Despite the growing popularity of Conditional Cash Transfers (CCTs), some policymakers remain concerned that these programmes create disincentives to work.
Evidence from a large programme in Mexico shows that cash transfers do not discourage recipients from working.
Research from the World Bank and University College London, in the UK, assesses the impact of Mexico’s PROGRESA programme on poverty and adult work incentives. The research draws on survey data collected from 24,000 households across seven states, between 1997 and 1999.
Started in 1997, PROGRESA (since renamed Oportunidades) offers cash transfers to poor rural families in Mexico, conditional on their participation in health and nutrition programmes as well as their children’s school attendance. By 2004 the programme reached nearly 5 million families, providing an average monthly payment equivalent to 20 percent of pre-programme spending on consumption.
With such sizeable transfers, PROGRESA has the potential to provide eligible households a disincentive to work. At the same time, families who are not eligible may be encouraged to work less in order to become eligible. On the other hand, the income effect of the cash transfer may be weakened by the direct and indirect costs of complying with the programme’s conditions – for example, eligible families are required to stop receiving benefits from other government programmes.
Key research findings on PROGRESA include:
* The programme has no significant effect on adults’ choices regarding work, and this is true for both eligible and non eligible households.
* Some programme beneficiaries may have used part of their transfers, at least initially, to seek salaried work and reduce their participation in low-paid work in family businesses.

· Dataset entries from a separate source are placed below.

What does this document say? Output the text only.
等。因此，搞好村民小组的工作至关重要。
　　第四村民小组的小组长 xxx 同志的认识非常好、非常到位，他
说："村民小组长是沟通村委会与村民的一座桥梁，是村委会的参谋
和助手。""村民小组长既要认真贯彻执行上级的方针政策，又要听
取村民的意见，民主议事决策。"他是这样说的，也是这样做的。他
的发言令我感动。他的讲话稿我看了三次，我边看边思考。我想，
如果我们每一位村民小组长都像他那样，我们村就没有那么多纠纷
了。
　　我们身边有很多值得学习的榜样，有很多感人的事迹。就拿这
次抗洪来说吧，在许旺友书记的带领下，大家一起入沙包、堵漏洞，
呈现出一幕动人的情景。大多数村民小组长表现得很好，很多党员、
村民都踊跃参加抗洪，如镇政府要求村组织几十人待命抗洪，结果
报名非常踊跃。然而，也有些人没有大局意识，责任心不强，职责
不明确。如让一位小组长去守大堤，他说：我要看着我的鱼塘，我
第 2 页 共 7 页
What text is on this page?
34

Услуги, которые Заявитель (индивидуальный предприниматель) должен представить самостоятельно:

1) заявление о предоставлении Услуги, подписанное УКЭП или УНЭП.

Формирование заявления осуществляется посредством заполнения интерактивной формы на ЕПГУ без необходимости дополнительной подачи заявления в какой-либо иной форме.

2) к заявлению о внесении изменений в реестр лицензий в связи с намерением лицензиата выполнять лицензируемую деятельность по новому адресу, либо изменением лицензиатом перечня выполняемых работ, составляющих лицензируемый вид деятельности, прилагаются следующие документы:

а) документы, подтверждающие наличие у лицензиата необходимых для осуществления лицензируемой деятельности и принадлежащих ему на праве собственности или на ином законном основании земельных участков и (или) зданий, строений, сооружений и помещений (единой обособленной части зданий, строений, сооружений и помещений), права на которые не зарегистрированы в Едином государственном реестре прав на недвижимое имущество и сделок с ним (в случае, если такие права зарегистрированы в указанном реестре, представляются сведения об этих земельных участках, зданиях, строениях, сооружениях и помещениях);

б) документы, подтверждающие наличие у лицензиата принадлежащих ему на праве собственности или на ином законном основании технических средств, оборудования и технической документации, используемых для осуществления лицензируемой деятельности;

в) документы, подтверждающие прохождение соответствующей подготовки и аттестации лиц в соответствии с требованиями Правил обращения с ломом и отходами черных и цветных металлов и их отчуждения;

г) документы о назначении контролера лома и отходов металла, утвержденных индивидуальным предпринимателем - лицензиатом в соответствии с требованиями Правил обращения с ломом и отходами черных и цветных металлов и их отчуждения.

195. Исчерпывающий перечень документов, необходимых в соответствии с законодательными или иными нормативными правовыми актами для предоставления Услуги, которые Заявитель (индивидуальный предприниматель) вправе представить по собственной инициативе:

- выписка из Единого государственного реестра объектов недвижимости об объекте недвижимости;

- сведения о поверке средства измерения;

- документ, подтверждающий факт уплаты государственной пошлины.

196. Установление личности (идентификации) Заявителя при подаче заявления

* Programme participants do not use their transfers to ‘buy’ more leisure time.
* The programme leads to a substantial reduction in current poverty levels.
* The effects are stronger for reducing the poverty gap and the severity of poverty, rather than reducing the total number of poor people (poverty headcount), suggesting that the largest impacts are achieved in the poorest of poor families.
The success of conditional cash transfer programmes in reducing current poverty depends on whether, and to what extent, the transfers affect adult work incentives. In the case of Mexico’s PROGRESA programme, this research shows that it has no effect on people’s work choices.
The researchers conclude that:
* PROGRESA’s cash transfers have not discouraged people from working.
* The programme has succeeded in reducing poverty in poor rural communities in Mexico.
* The programmes’ poverty impact was correctly estimated in a simulated impact assessment before the programme started.
* This suggests that such simulations can provide a reliable indication of a programme’s likely impact on poverty.